- Empresa supera rivais e registra forte geração de caixa no 3T
- Allos triplica dividendos e atinge yield próximo de 14%
- Capex menor e realavancagem reforçam retorno ao acionista
A Allos (ALOS3) decidiu triplicar seus dividendos mensais a partir de dezembro e deve alcançar um dividend yield próximo de 14%, consolidando-se como a maior pagadora do setor de shoppings no Brasil. O movimento altera o padrão histórico do segmento e reforça a estratégia de priorizar retorno imediato ao acionista.
A companhia, que já distribuía cerca de R$ 50 milhões por mês, passará a pagar aproximadamente R$ 150 milhões mensais, impulsionada pela forte geração de caixa e pela redução consistente de investimentos. A mudança ocorre em um momento em que o mercado busca previsibilidade e remuneração elevada.
Allos dobra aposta no acionista e mira eficiência
A empresa informou que os dividendos devem ficar entre R$ 0,28 e R$ 0,30 por ação, reforçando a política de distribuição agressiva. O CEO Rafael Sales destacou que a estratégia está vinculada à decisão de realavancar o balanço para perto de 2x EBITDA, com foco em eficiência tributária e menor necessidade de capex em 2026.

Além disso, a Allos projeta investir entre R$ 350 milhões e R$ 450 milhões no próximo ano, valor bem abaixo dos picos históricos e menor que os R$ 450–550 milhões investidos em 2025. Antes da fusão entre BR Malls e Aliansce Sonae, o gasto conjunto ultrapassava R$ 850 milhões por ano, o que evidencia a mudança estrutural.

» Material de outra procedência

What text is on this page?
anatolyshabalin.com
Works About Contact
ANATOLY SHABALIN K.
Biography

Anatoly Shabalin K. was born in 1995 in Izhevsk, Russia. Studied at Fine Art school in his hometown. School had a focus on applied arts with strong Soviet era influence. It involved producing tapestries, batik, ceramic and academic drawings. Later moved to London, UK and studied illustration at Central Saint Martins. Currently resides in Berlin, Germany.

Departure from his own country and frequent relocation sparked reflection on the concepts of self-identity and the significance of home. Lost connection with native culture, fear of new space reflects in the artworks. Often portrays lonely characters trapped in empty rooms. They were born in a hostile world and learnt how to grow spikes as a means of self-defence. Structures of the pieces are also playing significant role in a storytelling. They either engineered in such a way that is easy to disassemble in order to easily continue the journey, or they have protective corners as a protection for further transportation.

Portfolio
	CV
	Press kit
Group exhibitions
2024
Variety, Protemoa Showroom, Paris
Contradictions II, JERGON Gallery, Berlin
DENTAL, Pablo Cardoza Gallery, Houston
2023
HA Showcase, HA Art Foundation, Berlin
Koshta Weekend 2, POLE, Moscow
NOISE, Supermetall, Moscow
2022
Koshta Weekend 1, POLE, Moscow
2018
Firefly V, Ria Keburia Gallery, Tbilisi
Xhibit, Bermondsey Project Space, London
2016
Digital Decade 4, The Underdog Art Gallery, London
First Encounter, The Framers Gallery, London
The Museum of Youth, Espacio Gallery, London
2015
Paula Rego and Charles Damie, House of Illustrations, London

Esse reposicionamento torna a companhia mais leve, com foco em rentabilidade e retorno ao investidor, reduzindo a volatilidade operacional e aumentando a previsibilidade de caixa.
Dividend yield dispara e deixa concorrentes para trás
Com yield de quase 14%, a Allos se distancia de rivais diretas: Multiplan (4%) e Iguatemi (2,8%). A remuneração supera até mesmo grandes FIIs do setor, como o XP Malls, que gira próximo de 11%. O avanço coloca a companhia em posição dominante entre os ativos de renda recorrente.
O anúncio dos dividendos veio junto ao balanço do 3º trimestre, que trouxe alta de 5,5% nas vendas, 6% nas receitas e queda de 8% nos custos operacionais. Ademais, as despesas da holding ficaram estáveis, o que levou o EBITDA a crescer 7% no período.
Desse modo, o FFO avançou 3%, para R$ 304,5 milhões, e o FFO por ação subiu 9% após o programa de recompra e cancelamento de ações, melhorando o retorno individual do acionista.
Alavancagem controlada reforça segurança da tese
A Allos encerrou o trimestre com 1,7x EBITDA de alavancagem. Caso mantivesse a distribuição anterior, a métrica cairia para perto de 1,3x em 2026, devido à forte geração de caixa. No entanto, a empresa pretende operar próxima de 2x, aproveitando a queda dos juros.
Além disso, a redução do endividamento veio após o desinvestimento de 13 ativos, que gerou R$ 2,5 bilhões em caixa e acelerou a desalavancagem desde a fusão. O movimento consolidou o modelo atual, baseado em eficiência, menor risco e maior retorno ao investidor.
Com a melhora operacional, a ação fechou a R$ 27,09, a maior cotação em 12 meses. Por fim, a Allos negocia a 10x preço/FFO, abaixo dos múltiplos de Iguatemi (11,5x) e Multiplan (12,1x), apesar do DY superior.